5 Ekim 2009 Pazartesi günü saat 21.30’da almış olduğum haber çok acıydı. Nazif Abinin vefatını öğrenmiştim. Cenaze namazına yetişmek ve “gönülden dost” dediğim Nazif Dağdelen Abime son görevimizi yapmak için İstanbul’da muhtarlık yapan Yunus Türk Bey’le beraber Aydın’a gittik. Yol boyunca rahmetli ile olan hatıralarımızı anlatarak sabahın erken vaktinde Aydın İncirliova’ya vardık. Maraşlı Durdu isimli güzel bir insan bizi evinde misafir etti.

Cenaze namazı çok kalabalıktı, her kesimden insanı orada görmek mümkündü. Defin işlemleri bittikten sonra bile birçok insan mezarı başında ağlayıp duruyordu. Kimi Yasin okuyor, kimi dua ediyordu. O manzarayı görüp de şaşırmamak mümkün değildi. Bir yandan gözyaşlarımı silerken diğer yandan da düşünmeye başladım. Nazif Abi’nin özelliği neydi ki 900 km uzaktan kalkıp gelenler yorgunluklarını unutup da mezar başında gözyaşlarıyla Yasin okuyorlardı?

Evet, o İslam terbiyesinden nasibini almış, ömrü boyunca her yerde Hak bildiği doğruları savunan, bunu yaparken de insanları incitmemek için hassas davranan biriydi. Hiçbir şeyi gizlemezdi, özü, sözü, yüzü maskeli değildi. İnsanı tanımak İçin yolculuk yapmak önemlidir; beraber yaptığımız yolculuklarımızı unutmak mümkün değildir. Şahsen onu öz abim gibi bilirdim.

Mermercilik yapardı kapısını çalan hiçbir Cemaat mensubunu veya fakir boş çevirmezdi. O, yetimlerin, fakirlerin, öğrencilerin dertlerini paylaşırken kendi çocuklarını, torunlarını da yetiştirmenin gayreti içinde olan biriydi. Hiç usanmadan yıllarca çocuklarını İstanbul’a getirdi götürdü. Bir siyasi görüşün; daha doğrusu Milli Görüşün bir temsilcisi olmasına rağmen tüm diğer siyasiler ona saygı duyarlardı.

İlim sevdalısıydı. Sofrası açık, gönlü zengin bir insandı. Misafirperverliği yanında, hediyeleşmeyi, kendinde olanı paylaşmayı severdi, bunları yaparken de yüzünden tebessümü hiç eksik etmezdi.

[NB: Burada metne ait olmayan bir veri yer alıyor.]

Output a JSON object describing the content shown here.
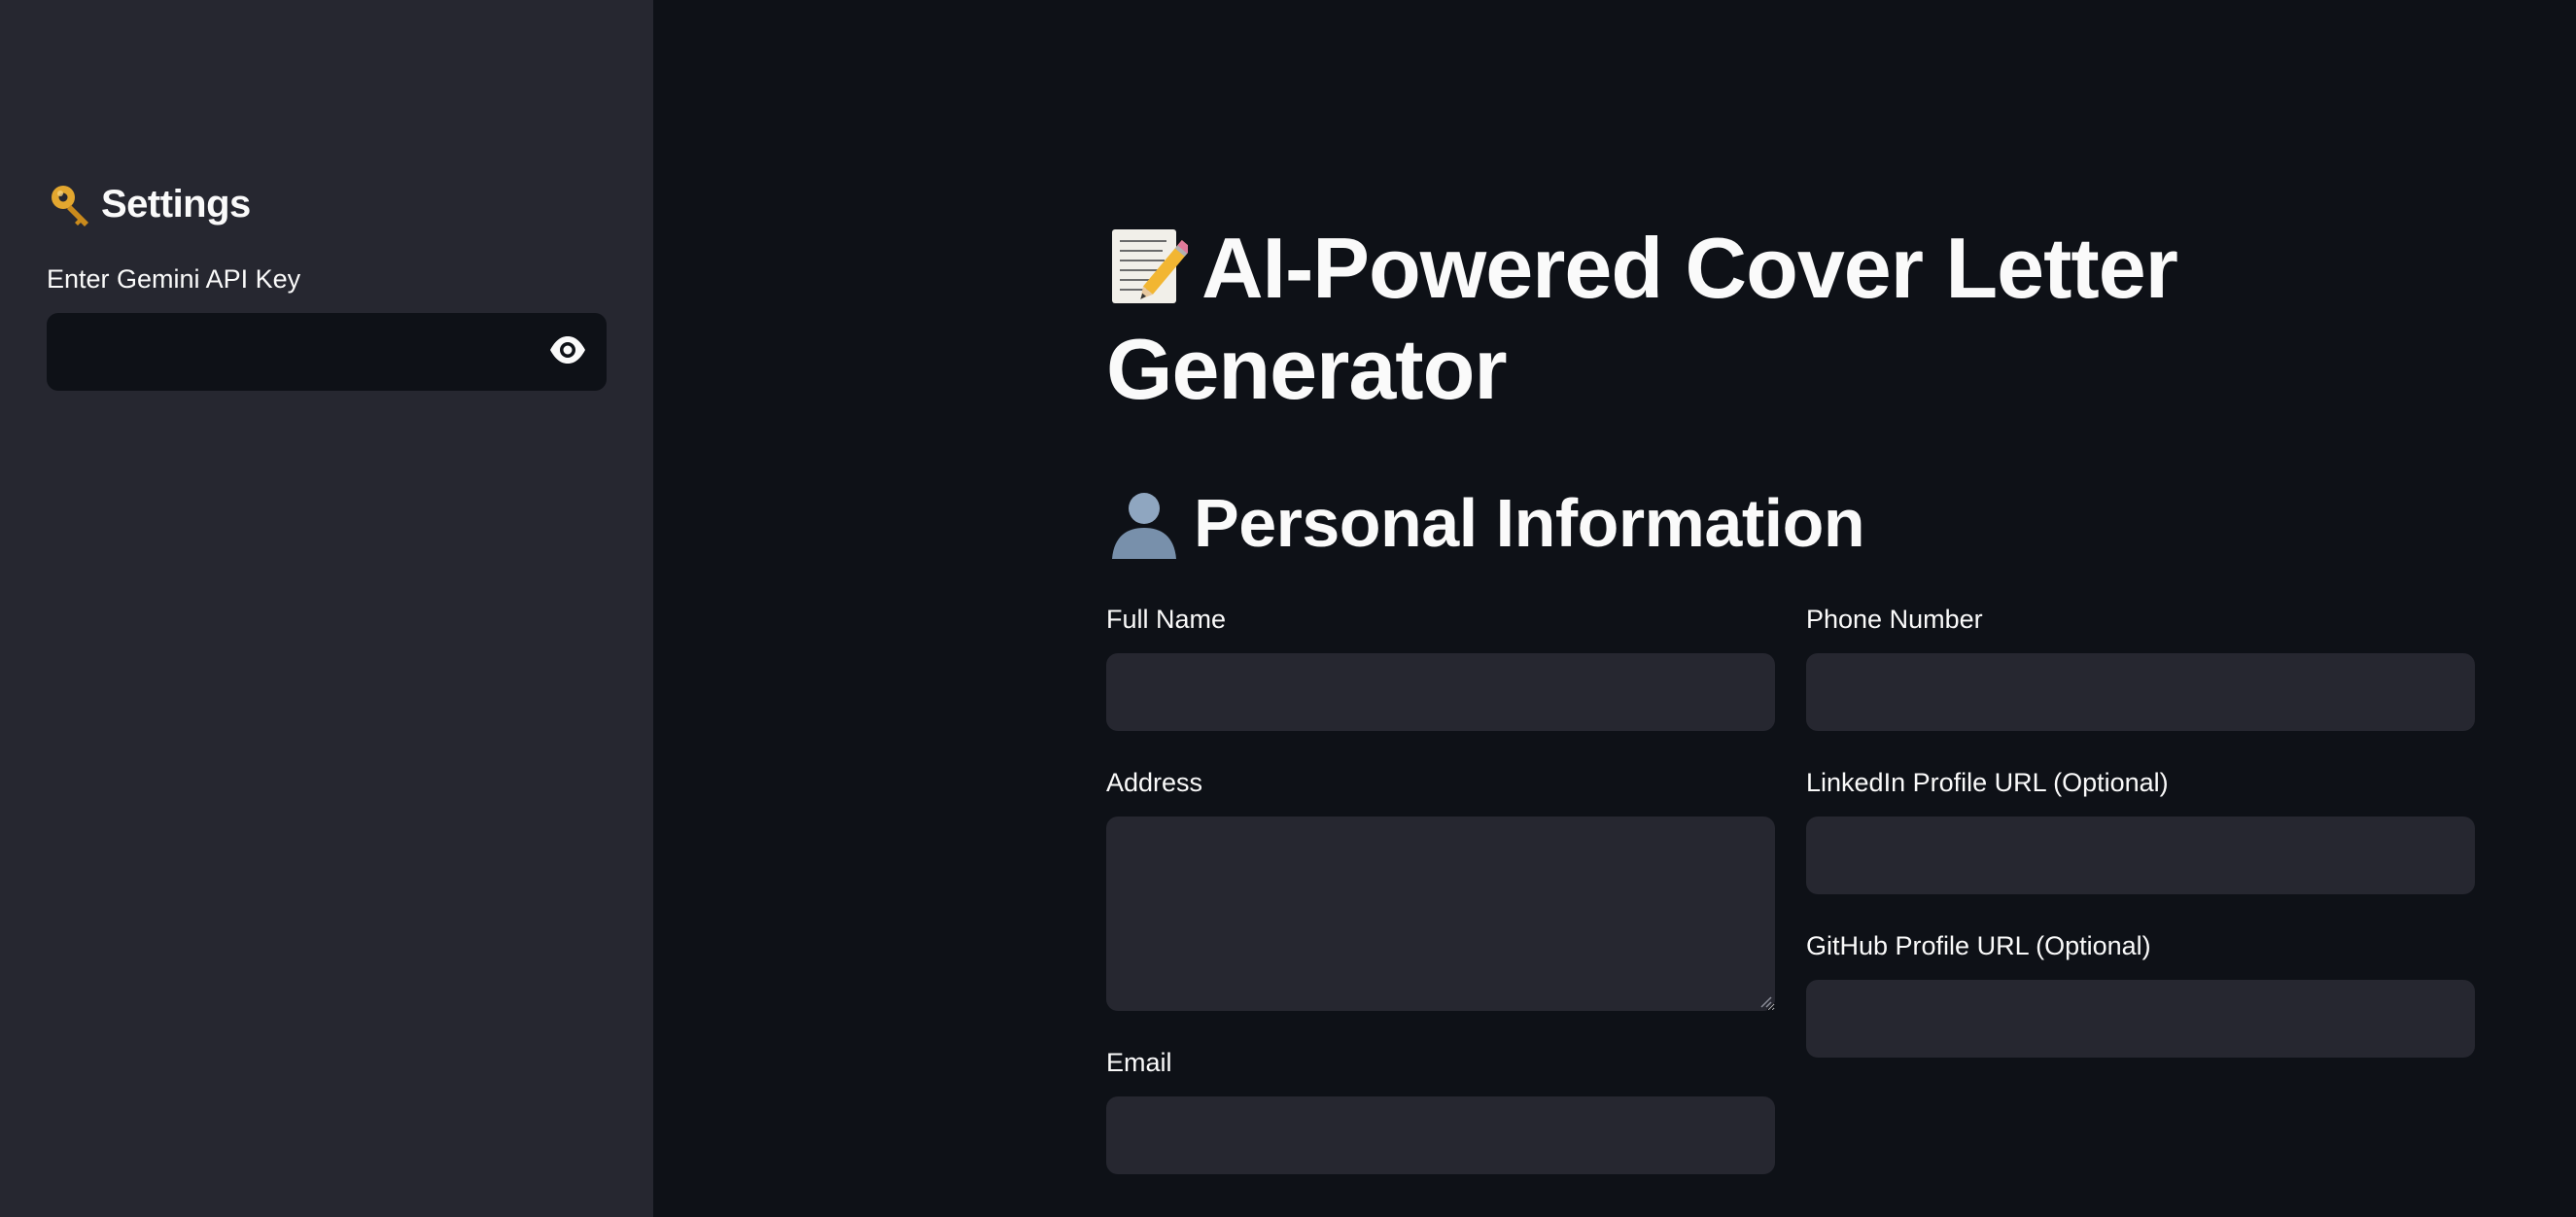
{
  "sidebar": {
    "title": "Settings",
    "title_icon": "key-icon",
    "api_key": {
      "label": "Enter Gemini API Key",
      "value": "",
      "visibility_icon": "eye-icon"
    }
  },
  "main": {
    "title": "AI-Powered Cover Letter Generator",
    "title_icon": "memo-icon",
    "section": {
      "title": "Personal Information",
      "icon": "person-silhouette-icon"
    },
    "fields": {
      "full_name": {
        "label": "Full Name",
        "value": ""
      },
      "phone": {
        "label": "Phone Number",
        "value": ""
      },
      "address": {
        "label": "Address",
        "value": ""
      },
      "linkedin": {
        "label": "LinkedIn Profile URL (Optional)",
        "value": ""
      },
      "github": {
        "label": "GitHub Profile URL (Optional)",
        "value": ""
      },
      "email": {
        "label": "Email",
        "value": ""
      }
    }
  },
  "colors": {
    "background": "#0e1117",
    "sidebar": "#262730",
    "input": "#262730",
    "text": "#fafafa"
  }
}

Belediye başkanları bir çok işlerinden onun fikirlerine başvurur istişare ederlerdi. Yurtdışında olan nice insanların işlerinin takibini yapardı. Üniversite öğrencilerini Nazif Abisiydi.

Güzel bir davranış

En son duyduğum şu güzel davranışını da buraya kaydetmeden geçemeyeceğim. Evinin yakınındaki caminin görevlisi genç imam efendiye demiş ki: “Bana bir hafta müsaade et, ameliyattan sonra sana lojman yaptırmak için elimden gelen çalışmayı yapacağım.” Kendisine nasip olmadı ama sevenleri onun bu son isteğini de yapma görevini üslendiler.

Akşam namazını müteakip camide dilim döndüğünce bir şeyler anlatmağa çalıştım. Bu esnada karşımdaki birçok insanı da ağlarken gördüm. Samimiyetleri yüzlerinden okunan o güzel insanlarla beni tanıştıran dostumu aralarında görmemek benim için çok zor oldu. Evinden uzakta Manisa’da, hasta yatağında iç hastalığı sebebi ile dünyaya veda etmişti. Umarım şehit olmuştur. Şair ne güzel söylemiş:

Hayat dediğin ne ki, dalda bir kuru yaprak;
İstersen yüz sene yaşa, akıbet kara toprak.    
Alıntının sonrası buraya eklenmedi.